# Old School Capacitor, what is it? How to test?



## MyEvilBanana (Sep 29, 2021)

So digging through my closet I found a capacitor I'd picked up used with the intention to hookup which obviously never happened and because life sometimes comes at you fast it was put away till later... well it's now little over 10 years later.
It's a Lighting Audio carbon capacitor and I'm guessing its either 50 or 100 farad. There's sticker on the back that says SC1CB2076-1397. Not surprising I can't find reference to this number online. No other numbers that I could see inside or outside. Closest I could find is this Rockford Fosgate cap that looks identical to it. 100 Farad Competition Capacitor - 16 Volt | Rockford Fosgate ® (the picture is no longer on their site, to see it you have to scroll down to the support tab and view the manual which is still available, 2002 CPCC1 and CPCC2)
Unfortunately both the models Rockford shows have the same physical dimensions.
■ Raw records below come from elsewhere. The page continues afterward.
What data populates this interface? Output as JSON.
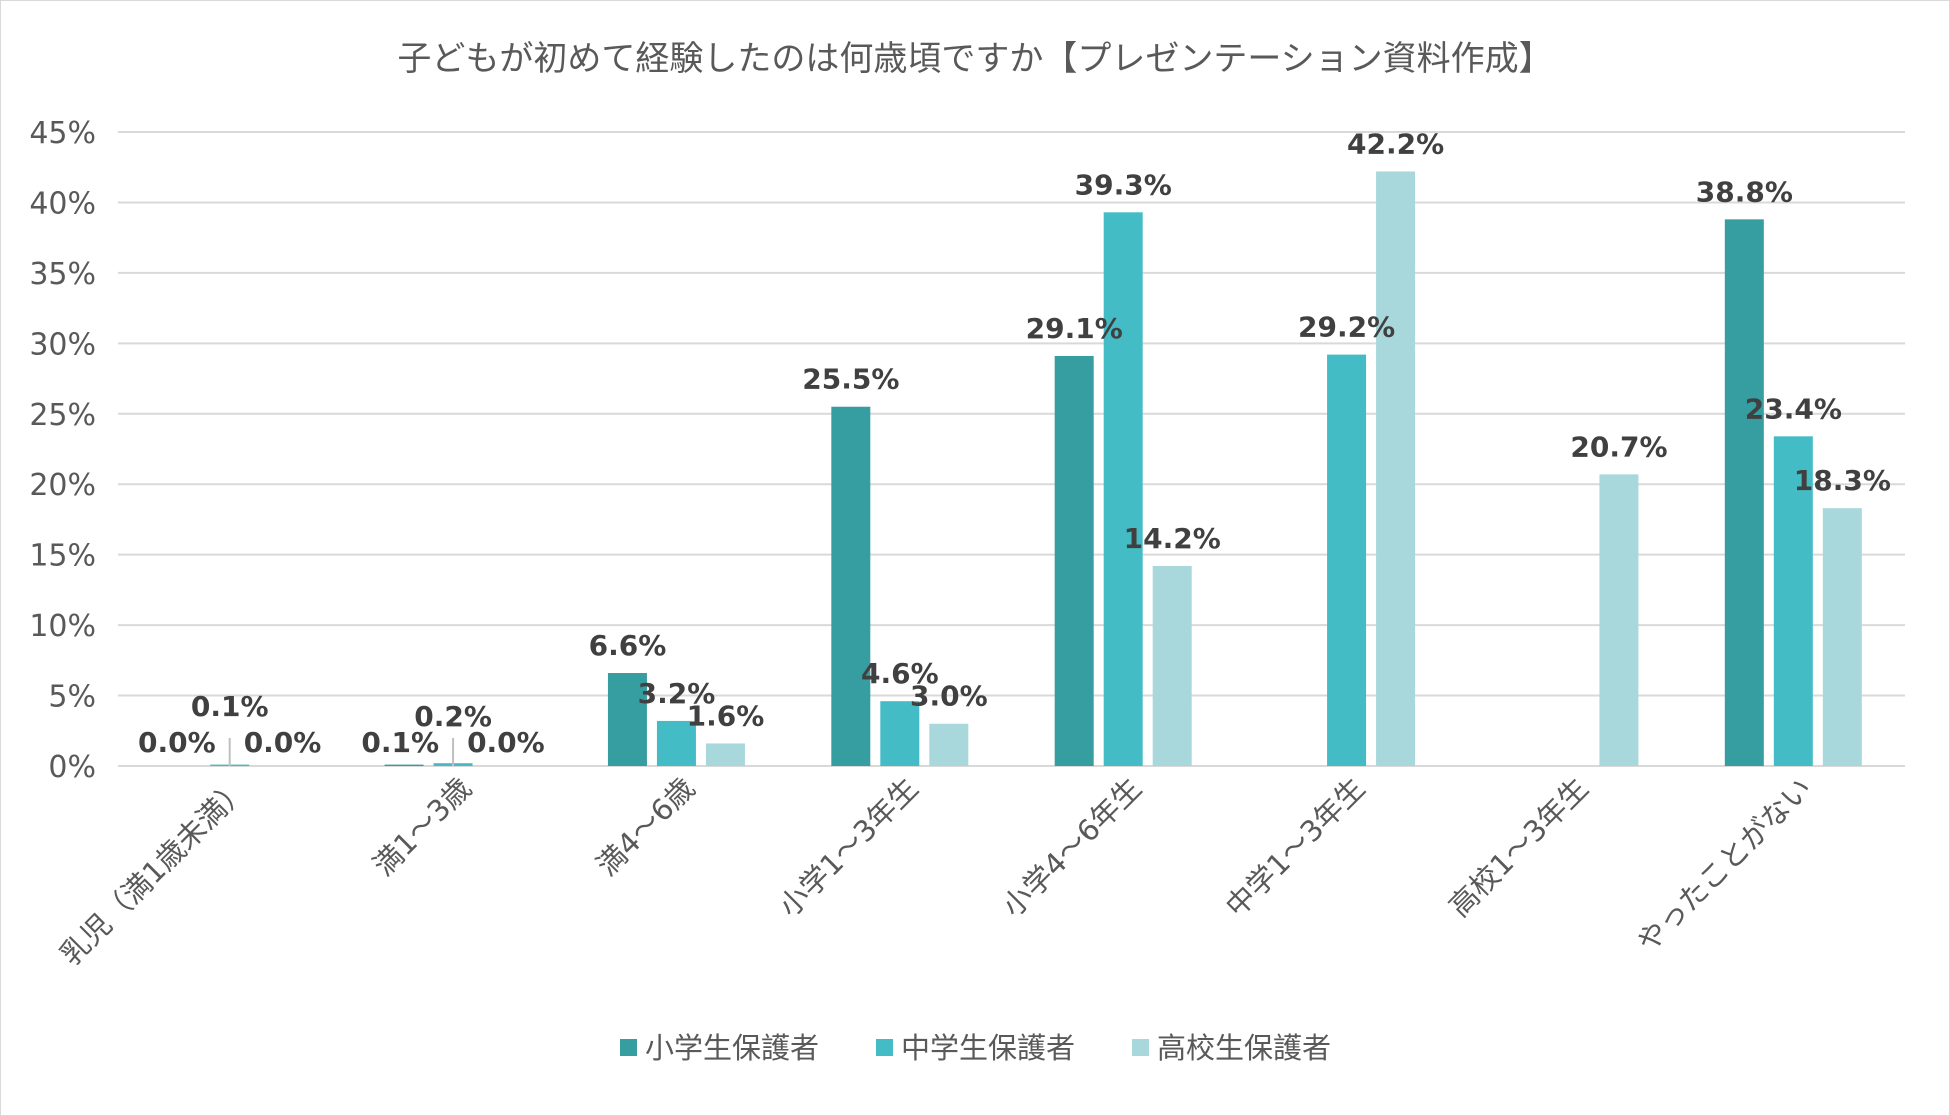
{
  "chart_data": {
    "type": "bar",
    "title": "子どもが初めて経験したのは何歳頃ですか【プレゼンテーション資料作成】",
    "categories": [
      "乳児（満1歳未満）",
      "満1～3歳",
      "満4～6歳",
      "小学1～3年生",
      "小学4～6年生",
      "中学1～3年生",
      "高校1～3年生",
      "やったことがない"
    ],
    "series": [
      {
        "name": "小学生保護者",
        "color": "#369DA1",
        "values": [
          0.0,
          0.1,
          6.6,
          25.5,
          29.1,
          null,
          null,
          38.8
        ],
        "labels": [
          "0.0%",
          "0.1%",
          "6.6%",
          "25.5%",
          "29.1%",
          "",
          "",
          "38.8%"
        ]
      },
      {
        "name": "中学生保護者",
        "color": "#44BCC6",
        "values": [
          0.1,
          0.2,
          3.2,
          4.6,
          39.3,
          29.2,
          null,
          23.4
        ],
        "labels": [
          "0.1%",
          "0.2%",
          "3.2%",
          "4.6%",
          "39.3%",
          "29.2%",
          "",
          "23.4%"
        ]
      },
      {
        "name": "高校生保護者",
        "color": "#A8D8DC",
        "values": [
          0.0,
          0.0,
          1.6,
          3.0,
          14.2,
          42.2,
          20.7,
          18.3
        ],
        "labels": [
          "0.0%",
          "0.0%",
          "1.6%",
          "3.0%",
          "14.2%",
          "42.2%",
          "20.7%",
          "18.3%"
        ]
      }
    ],
    "ylim": [
      0,
      45
    ],
    "yticks": [
      0,
      5,
      10,
      15,
      20,
      25,
      30,
      35,
      40,
      45
    ],
    "ytick_labels": [
      "0%",
      "5%",
      "10%",
      "15%",
      "20%",
      "25%",
      "30%",
      "35%",
      "40%",
      "45%"
    ],
    "grid": true,
    "legend": "bottom-center"
  }
}
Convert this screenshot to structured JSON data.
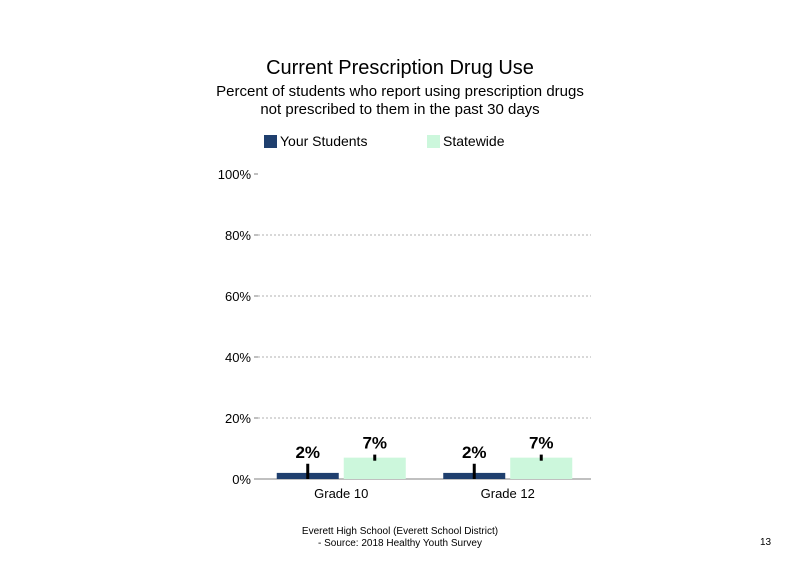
{
  "chart_data": {
    "type": "bar",
    "title": "Current Prescription Drug Use",
    "subtitle": [
      "Percent of students  who report using prescription drugs",
      "not prescribed to them in the past 30 days"
    ],
    "categories": [
      "Grade 10",
      "Grade 12"
    ],
    "series": [
      {
        "name": "Your Students",
        "color": "#1f3f6e",
        "values": [
          2,
          2
        ],
        "labels": [
          "2%",
          "2%"
        ],
        "error": [
          [
            0,
            5
          ],
          [
            0,
            5
          ]
        ]
      },
      {
        "name": "Statewide",
        "color": "#ccf7dc",
        "values": [
          7,
          7
        ],
        "labels": [
          "7%",
          "7%"
        ],
        "error": [
          [
            6,
            8
          ],
          [
            6,
            8
          ]
        ]
      }
    ],
    "ylim": [
      0,
      100
    ],
    "yticks": [
      0,
      20,
      40,
      60,
      80,
      100
    ],
    "ytick_labels": [
      "0%",
      "20%",
      "40%",
      "60%",
      "80%",
      "100%"
    ],
    "grid": true,
    "legend": "top"
  },
  "footer": {
    "line1": "Everett High  School (Everett School District)",
    "line2": "- Source: 2018 Healthy  Youth Survey"
  },
  "page_number": "13"
}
So while I suppose it doesn't matter I'd kinda like to know which size it is. 
And the more important question how do I safely test this thing?


----------



## SQ_Bronco (Jul 31, 2005)

I’m not an expert but I googled it, and found this article:









Best way to test large capacitors?


Large capacitors! First off, yes I'm aware of the safety concerns here... Large capacitors can have deadly amounts of voltage stored, and should be handled carefully and knowledgeably! My question: is there a reliable process for testing a large capacitor? I have a 6800uf 63v DC cap off an old...




forum.allaboutcircuits.com





Good luck!


----------